To succeed in the Axs interviews, you must be thoroughly prepared across a few core competencies. The technical bar is firm, and the behavioral expectations require a mature, adaptable approach.
SQL and Data Manipulation
SQL is the lifeblood of a Data Analyst at Axs. You will be evaluated on your ability to retrieve, clean, and aggregate data efficiently. Strong performance means writing syntax-perfect queries without relying on an IDE, and proactively considering edge cases like null values or duplicate records.
Be ready to go over:
- Joins and Aggregations – Understanding the nuances between inner, left, and full joins, and grouping data by specific dimensions.
- Window Functions – Using
ROW_NUMBER(), RANK(), and LEAD()/LAG() to analyze sequential or time-series data (e.g., user session flows or ticket purchase histories).
- Data Cleaning – Handling missing data, casting data types, and using
CASE WHEN statements to categorize raw inputs.
- Advanced concepts (less common) –
- Query optimization and execution plans.
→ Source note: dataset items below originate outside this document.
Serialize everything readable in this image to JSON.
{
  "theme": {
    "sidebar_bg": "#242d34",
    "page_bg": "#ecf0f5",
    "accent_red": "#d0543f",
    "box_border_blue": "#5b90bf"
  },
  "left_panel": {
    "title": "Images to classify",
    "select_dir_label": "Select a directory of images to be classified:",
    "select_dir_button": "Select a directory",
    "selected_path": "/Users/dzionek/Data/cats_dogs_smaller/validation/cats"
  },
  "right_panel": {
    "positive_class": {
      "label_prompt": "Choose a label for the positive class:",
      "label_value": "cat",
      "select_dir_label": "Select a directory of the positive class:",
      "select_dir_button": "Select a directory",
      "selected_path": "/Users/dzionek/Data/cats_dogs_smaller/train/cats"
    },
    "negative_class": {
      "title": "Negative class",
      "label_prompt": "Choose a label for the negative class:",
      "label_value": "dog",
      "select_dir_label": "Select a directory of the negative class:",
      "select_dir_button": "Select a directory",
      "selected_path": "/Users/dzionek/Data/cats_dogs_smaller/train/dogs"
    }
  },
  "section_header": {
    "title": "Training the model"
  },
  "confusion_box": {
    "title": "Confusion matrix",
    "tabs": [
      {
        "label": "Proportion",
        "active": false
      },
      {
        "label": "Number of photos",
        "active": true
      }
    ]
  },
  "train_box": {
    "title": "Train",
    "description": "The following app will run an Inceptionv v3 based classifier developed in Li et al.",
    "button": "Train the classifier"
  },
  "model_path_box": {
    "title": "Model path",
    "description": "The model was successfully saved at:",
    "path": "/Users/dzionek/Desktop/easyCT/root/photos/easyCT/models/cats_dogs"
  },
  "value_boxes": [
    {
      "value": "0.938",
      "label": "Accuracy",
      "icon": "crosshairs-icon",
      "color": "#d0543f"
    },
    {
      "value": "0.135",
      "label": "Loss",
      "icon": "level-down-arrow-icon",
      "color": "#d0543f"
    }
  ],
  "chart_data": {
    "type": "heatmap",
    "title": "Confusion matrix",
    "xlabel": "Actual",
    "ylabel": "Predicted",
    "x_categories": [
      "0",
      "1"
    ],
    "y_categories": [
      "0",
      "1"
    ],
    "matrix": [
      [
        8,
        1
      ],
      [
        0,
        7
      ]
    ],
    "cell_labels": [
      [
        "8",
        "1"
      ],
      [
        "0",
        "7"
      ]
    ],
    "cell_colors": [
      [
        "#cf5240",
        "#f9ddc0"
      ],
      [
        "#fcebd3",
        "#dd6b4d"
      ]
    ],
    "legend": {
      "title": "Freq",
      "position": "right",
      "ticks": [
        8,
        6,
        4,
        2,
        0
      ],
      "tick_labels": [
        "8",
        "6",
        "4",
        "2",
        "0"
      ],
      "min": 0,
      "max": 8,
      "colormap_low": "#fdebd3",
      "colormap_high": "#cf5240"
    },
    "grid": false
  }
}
- Designing basic relational schemas.
- Recursive CTEs for hierarchical data.
Example questions or scenarios:
- "Write a query to find the top 3 highest-grossing events per venue in the last quarter."
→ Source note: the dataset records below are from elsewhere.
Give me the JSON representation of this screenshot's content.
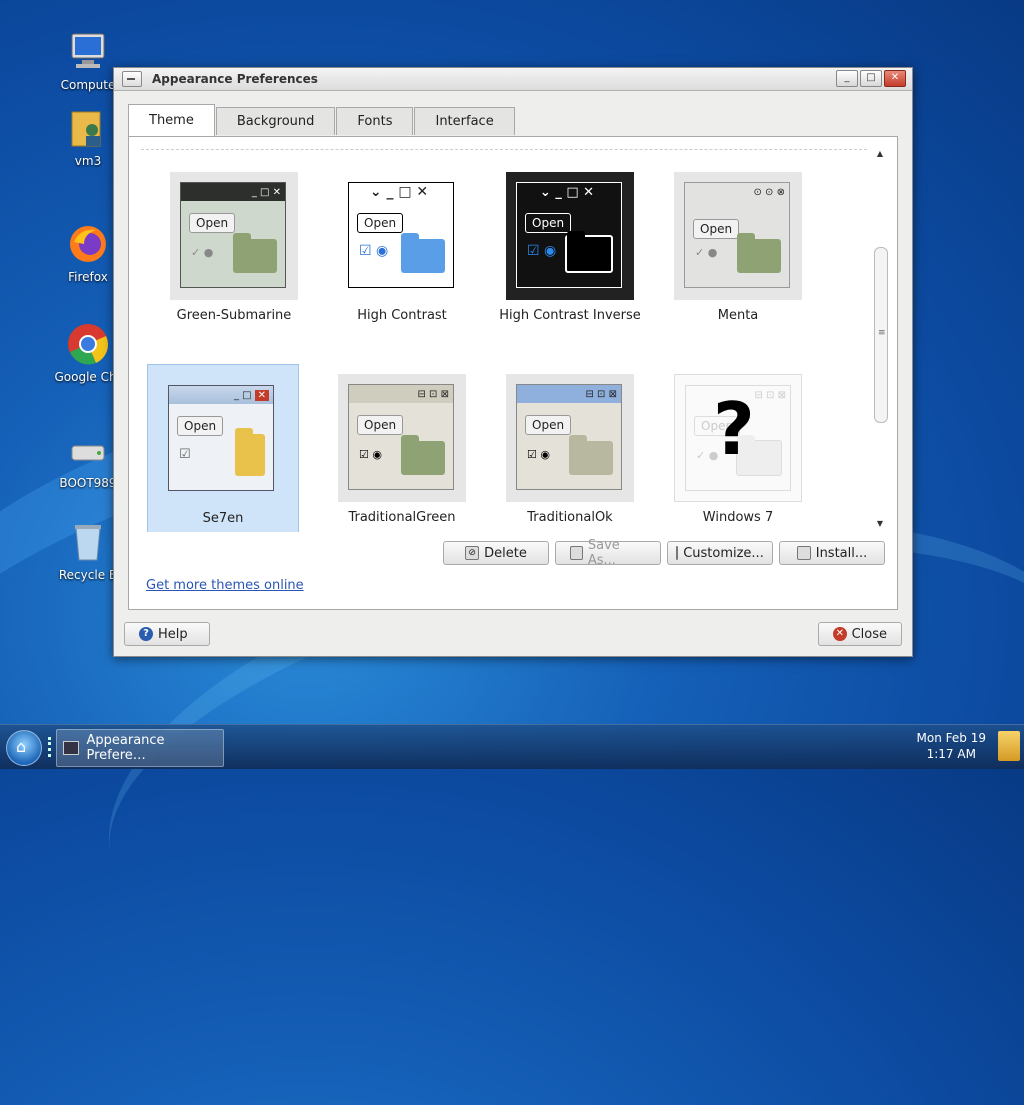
{
  "desktop": {
    "icons": [
      {
        "label": "Compute",
        "icon": "computer-icon"
      },
      {
        "label": "vm3",
        "icon": "user-folder-icon"
      },
      {
        "label": "Firefox",
        "icon": "firefox-icon"
      },
      {
        "label": "Google Chr",
        "icon": "chrome-icon"
      },
      {
        "label": "BOOT989",
        "icon": "drive-icon"
      },
      {
        "label": "Recycle B",
        "icon": "recycle-bin-icon"
      }
    ]
  },
  "window": {
    "title": "Appearance Preferences",
    "controls": {
      "minimize": "_",
      "maximize": "□",
      "close": "✕"
    }
  },
  "tabs": [
    {
      "label": "Theme",
      "active": true
    },
    {
      "label": "Background",
      "active": false
    },
    {
      "label": "Fonts",
      "active": false
    },
    {
      "label": "Interface",
      "active": false
    }
  ],
  "themes": [
    {
      "name": "Green-Submarine",
      "selected": false
    },
    {
      "name": "High Contrast",
      "selected": false
    },
    {
      "name": "High Contrast Inverse",
      "selected": false
    },
    {
      "name": "Menta",
      "selected": false
    },
    {
      "name": "Se7en",
      "selected": true
    },
    {
      "name": "TraditionalGreen",
      "selected": false
    },
    {
      "name": "TraditionalOk",
      "selected": false
    },
    {
      "name": "Windows 7",
      "selected": false
    }
  ],
  "preview": {
    "open_label": "Open",
    "unknown_mark": "?"
  },
  "actions": {
    "delete": "Delete",
    "save_as": "Save As...",
    "customize": "Customize...",
    "install": "Install..."
  },
  "more_link": "Get more themes online",
  "footer": {
    "help": "Help",
    "close": "Close"
  },
  "taskbar": {
    "task_label": "Appearance Prefere…",
    "clock_date": "Mon Feb 19",
    "clock_time": "1:17 AM"
  },
  "colors": {
    "selection": "#cfe4f9",
    "link": "#2a55b6",
    "close_button": "#c43b2a"
  }
}
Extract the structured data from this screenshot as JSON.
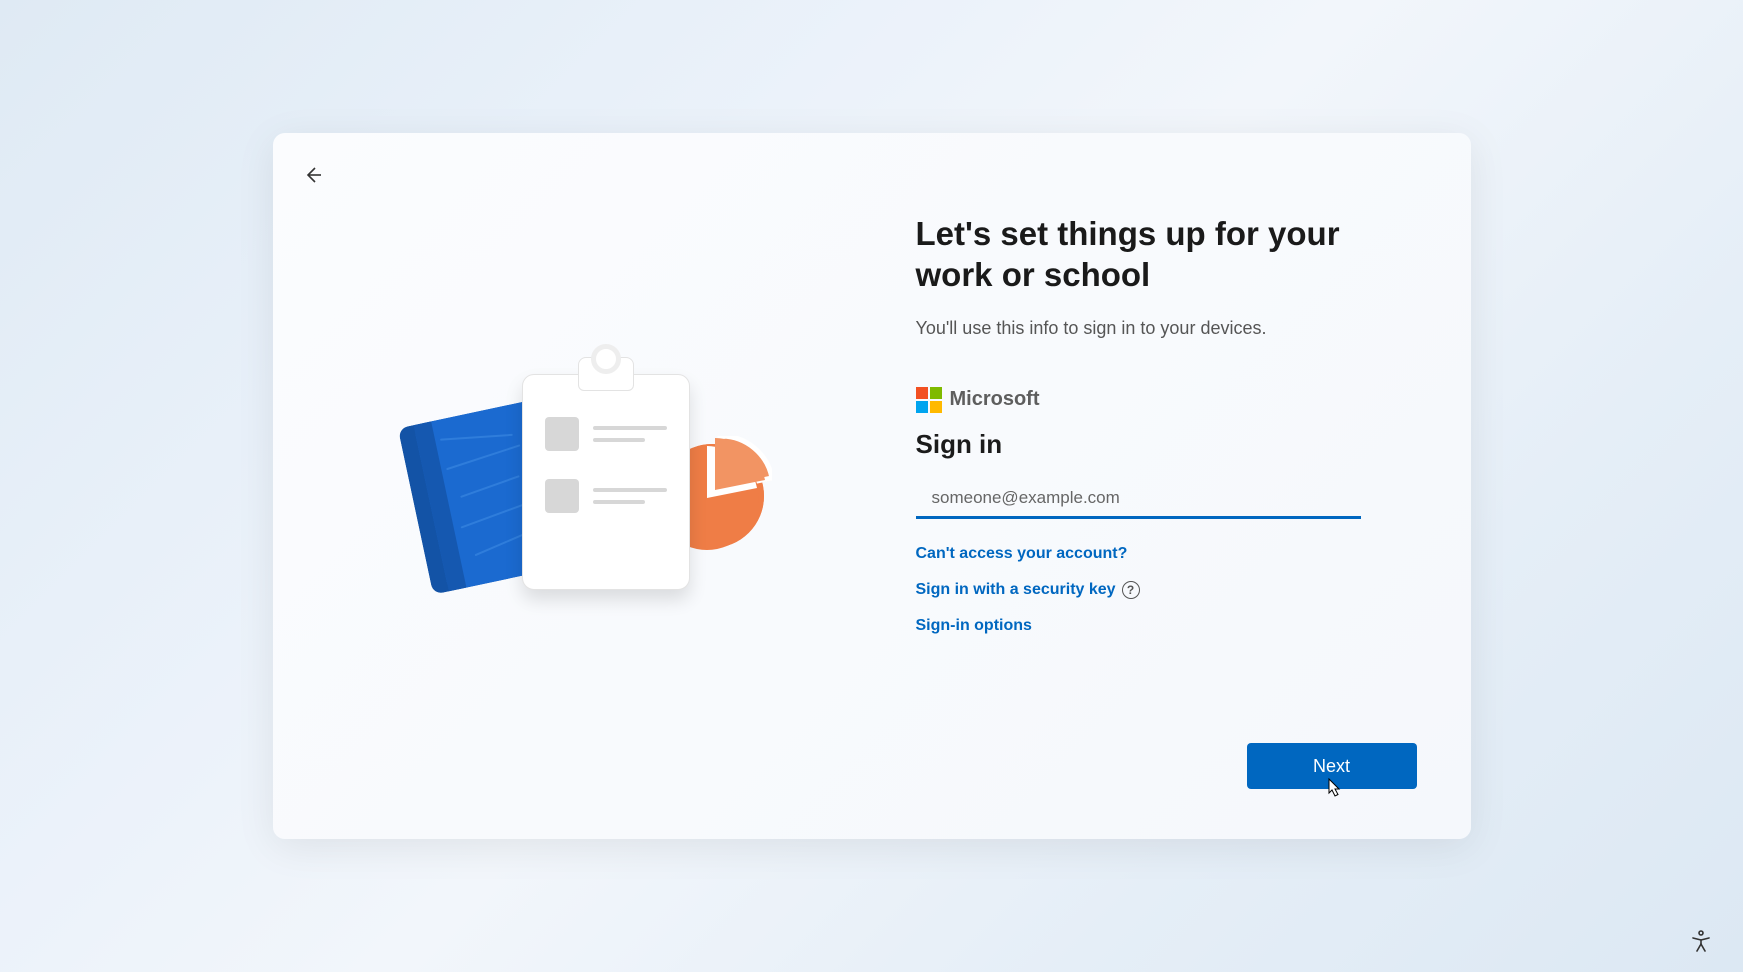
{
  "header": {
    "title": "Let's set things up for your work or school",
    "subtitle": "You'll use this info to sign in to your devices."
  },
  "brand": {
    "name": "Microsoft",
    "colors": {
      "red": "#f25022",
      "green": "#7fba00",
      "blue": "#00a4ef",
      "yellow": "#ffb900"
    }
  },
  "signin": {
    "heading": "Sign in",
    "email_placeholder": "someone@example.com",
    "email_value": "",
    "links": {
      "cant_access": "Can't access your account?",
      "security_key": "Sign in with a security key",
      "options": "Sign-in options"
    }
  },
  "buttons": {
    "next": "Next"
  },
  "colors": {
    "accent": "#0067c0",
    "link": "#0067c0"
  }
}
- "How would you identify and remove duplicate user accounts from a transactional database using SQL?"
- "Calculate the week-over-week growth rate of ticket sales using window functions."
Business Intelligence and Reporting
Beyond querying data, you must prove you can visualize it and make it actionable. Interviewers want to see that you understand the principles of good dashboard design and can select the right metrics to answer specific business questions. Strong candidates don't just build charts; they build narratives.
Be ready to go over:
- Metric Definition – How to define KPIs that actually matter to the business (e.g., conversion rate, average order value).
- Dashboard Design – Best practices for building intuitive, performant dashboards in tools like Tableau or Power BI.
- Data Storytelling – How to present complex data to non-technical stakeholders without overwhelming them.
- Advanced concepts (less common) –
- Automating reporting pipelines.
- A/B testing statistical significance.
Example questions or scenarios:
- "If the VP of Marketing wants to know why ticket sales dropped last weekend, what metrics would you look at and how would you display them?"
- "Walk me through a time you built a dashboard from scratch. How did you gather requirements?"
- "Explain the difference between a dimension and a measure to someone with no data background."
Behavioral and Stakeholder Management
Because Axs may not utilize modern Agile frameworks across all teams, your ability to manage projects and stakeholders independently is heavily scrutinized. Strong performance in this area means showing resilience, clear communication, and the ability to drive results in a traditional corporate setting.
Be ready to go over:
- Navigating Ambiguity – How you proceed when requirements are unclear or stakeholders are unresponsive.
- Conflict Resolution – Handling pushback from senior leadership or dealing with difficult team dynamics.
- Project Management – How you prioritize tasks and deliver results without relying on a Scrum Master or strict sprint cycles.
Example questions or scenarios:
- "Tell me about a time you had to deliver a project with very little guidance or structure."
- "Describe a situation where a senior stakeholder disagreed with your data findings. How did you handle it?"
- "How do you manage your workload when multiple teams are requesting urgent reports simultaneously?"